Difference between revisions of "Data Type"

From FileZilla Wiki
Jump to navigationJump to search
(Revert spam)
(fXEoYcwHgjGQ)
Line 1: Line 1:
Files can be transferred between an FTP client and server in different ways. The FTP specification ([http://filezilla-project.org/specs/rfc0959.txt <nowiki>RFC 959</nowiki>]) calls them "data type", but they are commonly referred to as "transfer mode", even though this is not correct.
+
Not sure if I'll be able to make it to the meeting, but here is a thohgut: The main reason why OSX builds are slower is that in practice, we're doing two builds. I see two possible hacks around this, one of which I'm not certain of the impact:- Build universal binaries in one pass. Apple's gcc allows to build both i386 and x86-64 binaries with one command line. I don't know if that's actually faster than doing one pass in i386 and another one in x86-64- Build i386 and x86-64 binaries separately, in parallel, on different machines, and aggregate the result in a universal package when they are both finished.
 
 
The different data types are:
 
*ASCII
 
*binary (called "image" in the specification)
 
*EBCDIC
 
*local
 
 
 
But most of the time, however, only ASCII and binary types are used or even implemented.
 
 
 
ASCII type is used to transfer text files. The problem with text files is that different platforms have different kinds of line endings. Microsoft Windows for example uses a CR+LF pair (carriage return and line feed), while Unix(-like) systems, including Linux and MacOS X, only use LF and traditional MacOS systems (MacOS 9 or older) only use CR. The purpose of ASCII type is to ensure that line endings are properly changed to what is right on the platform. According to the FTP specification, ASCII files are always transferred using a CR+LF pair as line ending.
 
 
 
So in case the file is transferred from the client to the server, the client has to make sure CR+LF is used.
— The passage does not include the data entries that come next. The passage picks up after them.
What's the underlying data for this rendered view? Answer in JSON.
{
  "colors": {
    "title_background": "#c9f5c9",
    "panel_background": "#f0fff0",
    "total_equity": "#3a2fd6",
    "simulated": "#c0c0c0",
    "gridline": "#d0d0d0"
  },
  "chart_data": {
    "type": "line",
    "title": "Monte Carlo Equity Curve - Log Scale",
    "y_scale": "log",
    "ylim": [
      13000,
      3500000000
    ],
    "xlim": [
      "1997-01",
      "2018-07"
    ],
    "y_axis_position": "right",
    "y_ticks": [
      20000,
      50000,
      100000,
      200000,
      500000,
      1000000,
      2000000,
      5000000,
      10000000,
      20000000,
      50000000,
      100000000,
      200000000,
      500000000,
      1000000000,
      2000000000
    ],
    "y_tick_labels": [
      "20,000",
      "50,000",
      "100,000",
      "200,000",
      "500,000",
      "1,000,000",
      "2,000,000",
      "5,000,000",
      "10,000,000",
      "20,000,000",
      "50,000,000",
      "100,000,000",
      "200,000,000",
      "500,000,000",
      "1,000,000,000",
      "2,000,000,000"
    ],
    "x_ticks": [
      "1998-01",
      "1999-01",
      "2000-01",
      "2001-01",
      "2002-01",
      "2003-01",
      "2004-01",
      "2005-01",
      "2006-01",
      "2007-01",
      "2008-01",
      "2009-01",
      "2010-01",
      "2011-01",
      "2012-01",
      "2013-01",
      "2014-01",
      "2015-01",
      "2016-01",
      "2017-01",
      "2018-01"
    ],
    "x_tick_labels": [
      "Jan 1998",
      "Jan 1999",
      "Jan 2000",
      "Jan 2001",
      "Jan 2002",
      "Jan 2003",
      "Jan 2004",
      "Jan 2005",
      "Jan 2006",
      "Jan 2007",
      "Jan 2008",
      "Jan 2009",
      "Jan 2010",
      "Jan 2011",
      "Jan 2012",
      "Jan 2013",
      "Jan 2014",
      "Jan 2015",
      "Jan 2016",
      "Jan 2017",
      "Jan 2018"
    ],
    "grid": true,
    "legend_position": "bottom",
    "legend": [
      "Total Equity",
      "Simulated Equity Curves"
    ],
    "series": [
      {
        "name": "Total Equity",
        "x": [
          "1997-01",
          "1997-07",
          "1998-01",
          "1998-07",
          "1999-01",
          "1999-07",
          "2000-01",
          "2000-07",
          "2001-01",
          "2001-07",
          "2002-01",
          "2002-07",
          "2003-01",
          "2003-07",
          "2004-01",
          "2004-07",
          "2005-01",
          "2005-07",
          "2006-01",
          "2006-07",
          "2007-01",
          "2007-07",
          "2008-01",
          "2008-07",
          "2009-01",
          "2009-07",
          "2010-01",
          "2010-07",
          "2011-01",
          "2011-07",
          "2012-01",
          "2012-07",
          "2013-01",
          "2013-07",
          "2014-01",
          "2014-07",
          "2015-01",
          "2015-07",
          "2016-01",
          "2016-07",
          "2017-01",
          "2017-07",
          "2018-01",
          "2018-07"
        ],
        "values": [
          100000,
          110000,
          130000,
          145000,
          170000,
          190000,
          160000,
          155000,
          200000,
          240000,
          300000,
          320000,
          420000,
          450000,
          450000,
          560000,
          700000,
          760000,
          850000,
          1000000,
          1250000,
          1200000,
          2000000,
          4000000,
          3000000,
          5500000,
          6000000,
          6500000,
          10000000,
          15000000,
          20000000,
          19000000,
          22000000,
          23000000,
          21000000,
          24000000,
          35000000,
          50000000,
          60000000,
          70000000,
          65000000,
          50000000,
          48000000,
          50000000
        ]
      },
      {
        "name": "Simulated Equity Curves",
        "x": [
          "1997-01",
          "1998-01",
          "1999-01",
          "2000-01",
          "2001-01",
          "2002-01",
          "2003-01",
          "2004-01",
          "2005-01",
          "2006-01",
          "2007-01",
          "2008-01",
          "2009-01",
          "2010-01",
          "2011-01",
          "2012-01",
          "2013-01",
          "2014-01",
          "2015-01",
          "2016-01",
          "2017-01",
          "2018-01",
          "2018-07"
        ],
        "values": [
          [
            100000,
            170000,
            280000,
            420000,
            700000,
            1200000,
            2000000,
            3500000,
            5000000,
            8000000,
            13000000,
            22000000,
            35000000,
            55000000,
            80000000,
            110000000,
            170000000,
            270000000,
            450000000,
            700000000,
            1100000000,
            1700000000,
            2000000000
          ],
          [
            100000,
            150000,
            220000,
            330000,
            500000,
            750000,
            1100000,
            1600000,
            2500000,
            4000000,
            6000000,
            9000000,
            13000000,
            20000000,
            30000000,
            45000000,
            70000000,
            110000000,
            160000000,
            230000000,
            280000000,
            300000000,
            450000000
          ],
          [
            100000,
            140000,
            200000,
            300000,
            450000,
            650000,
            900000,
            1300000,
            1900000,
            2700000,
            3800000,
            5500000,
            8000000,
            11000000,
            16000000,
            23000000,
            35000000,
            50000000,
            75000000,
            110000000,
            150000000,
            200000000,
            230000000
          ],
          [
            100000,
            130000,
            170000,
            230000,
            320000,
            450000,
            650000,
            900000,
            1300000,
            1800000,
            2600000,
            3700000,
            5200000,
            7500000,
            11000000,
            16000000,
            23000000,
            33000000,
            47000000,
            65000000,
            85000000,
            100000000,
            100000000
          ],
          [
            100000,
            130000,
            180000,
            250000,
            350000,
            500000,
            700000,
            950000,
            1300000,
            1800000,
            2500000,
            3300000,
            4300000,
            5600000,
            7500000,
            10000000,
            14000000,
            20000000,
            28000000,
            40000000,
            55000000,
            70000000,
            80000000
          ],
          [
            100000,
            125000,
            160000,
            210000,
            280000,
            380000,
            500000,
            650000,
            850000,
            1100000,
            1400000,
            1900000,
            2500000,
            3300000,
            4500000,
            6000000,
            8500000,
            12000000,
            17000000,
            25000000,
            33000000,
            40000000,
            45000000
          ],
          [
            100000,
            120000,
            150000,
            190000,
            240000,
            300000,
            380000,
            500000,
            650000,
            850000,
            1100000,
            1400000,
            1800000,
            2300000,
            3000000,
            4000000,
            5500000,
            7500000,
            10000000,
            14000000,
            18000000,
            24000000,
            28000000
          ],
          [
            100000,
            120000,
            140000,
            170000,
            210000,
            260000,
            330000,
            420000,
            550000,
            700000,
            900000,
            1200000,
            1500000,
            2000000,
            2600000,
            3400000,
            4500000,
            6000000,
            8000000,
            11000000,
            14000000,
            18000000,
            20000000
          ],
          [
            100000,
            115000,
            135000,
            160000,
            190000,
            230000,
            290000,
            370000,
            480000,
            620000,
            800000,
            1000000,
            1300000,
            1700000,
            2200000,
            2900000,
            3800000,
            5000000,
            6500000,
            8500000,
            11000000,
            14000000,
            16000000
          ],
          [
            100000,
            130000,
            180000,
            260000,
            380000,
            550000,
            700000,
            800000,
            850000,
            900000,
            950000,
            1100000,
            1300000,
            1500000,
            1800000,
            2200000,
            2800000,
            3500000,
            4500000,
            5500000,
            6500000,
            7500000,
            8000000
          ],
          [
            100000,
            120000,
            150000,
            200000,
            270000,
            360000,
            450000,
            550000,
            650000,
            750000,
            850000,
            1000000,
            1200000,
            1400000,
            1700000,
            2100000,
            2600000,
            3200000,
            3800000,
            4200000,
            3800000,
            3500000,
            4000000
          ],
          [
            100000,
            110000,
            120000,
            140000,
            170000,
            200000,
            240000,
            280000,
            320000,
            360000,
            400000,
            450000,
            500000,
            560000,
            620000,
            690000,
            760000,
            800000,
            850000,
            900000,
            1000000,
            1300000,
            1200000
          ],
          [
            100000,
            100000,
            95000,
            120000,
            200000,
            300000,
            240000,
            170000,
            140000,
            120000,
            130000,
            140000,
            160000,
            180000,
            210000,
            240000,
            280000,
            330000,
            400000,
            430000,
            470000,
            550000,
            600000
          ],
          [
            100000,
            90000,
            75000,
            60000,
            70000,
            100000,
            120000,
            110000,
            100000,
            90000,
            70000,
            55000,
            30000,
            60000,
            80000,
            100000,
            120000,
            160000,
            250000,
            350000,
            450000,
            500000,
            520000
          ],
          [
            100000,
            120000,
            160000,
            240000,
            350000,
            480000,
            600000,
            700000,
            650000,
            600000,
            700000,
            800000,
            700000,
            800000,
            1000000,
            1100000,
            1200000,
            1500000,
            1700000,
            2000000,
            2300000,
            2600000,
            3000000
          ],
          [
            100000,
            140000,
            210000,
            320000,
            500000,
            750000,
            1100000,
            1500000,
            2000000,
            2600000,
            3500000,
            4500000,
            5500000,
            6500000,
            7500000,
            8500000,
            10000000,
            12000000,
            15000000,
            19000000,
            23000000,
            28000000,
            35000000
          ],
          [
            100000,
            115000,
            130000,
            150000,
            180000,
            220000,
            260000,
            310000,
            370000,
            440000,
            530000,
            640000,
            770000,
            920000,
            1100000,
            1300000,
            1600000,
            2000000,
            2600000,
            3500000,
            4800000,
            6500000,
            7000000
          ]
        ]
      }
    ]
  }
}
Therefore it has to add nothing (on Microsoft Windows), add CR (on Unix) or add LF (on legacy MacOS) to each line ending. The server then adjusts the line ending again to what is used on the platform the server runs at. If it is Microsoft Windows, nothing has to be removed, while on Unix the superfluous CR is removed and on legacy MacOS the unneeded LF.
 
 
 
The same happens when a file is downloaded from the server to the client: the server makes sure the line endings are CR+LF when sending the file and the client then strips away whatever is not needed as line ending on its platform.
 
 
 
Because the file is changed if client and server are not running on the same kind of platform, this data type cannot be used for files with arbitrary characters, so called binary files, like images and videos. If it is used anyway, the binary files most likely are corrupted and won't work as expected anymore.
 
 
 
Compared to ASCII type, binary type is the easier one: the file is just transferred as-is, and no line ending translation is done.
 
 
 
So when you are not sure what to use, always go for binary type. Nowadays, nearly all (good) text editors can handle the three possible line endings, and other textual files like the ones of scripting languages such as Perl or PHP, as well as XML files (nearly) always work with any line ending as well.
 
 
 
== Example ==
 
 
 
Client system: Windows (CRLF line endings)
 
 
 
Server system: Some Linux distribution (LF line endings)
 
 
 
If you upload a text file with 200 lines and a total size of 5768 bytes, it will have a size of 5568 bytes on the server.
 

Revision as of 04:44, 7 May 2012

Not sure if I'll be able to make it to the meeting, but here is a thohgut: The main reason why OSX builds are slower is that in practice, we're doing two builds. I see two possible hacks around this, one of which I'm not certain of the impact:- Build universal binaries in one pass. Apple's gcc allows to build both i386 and x86-64 binaries with one command line. I don't know if that's actually faster than doing one pass in i386 and another one in x86-64- Build i386 and x86-64 binaries separately, in parallel, on different machines, and aggregate the result in a universal package when they are both finished.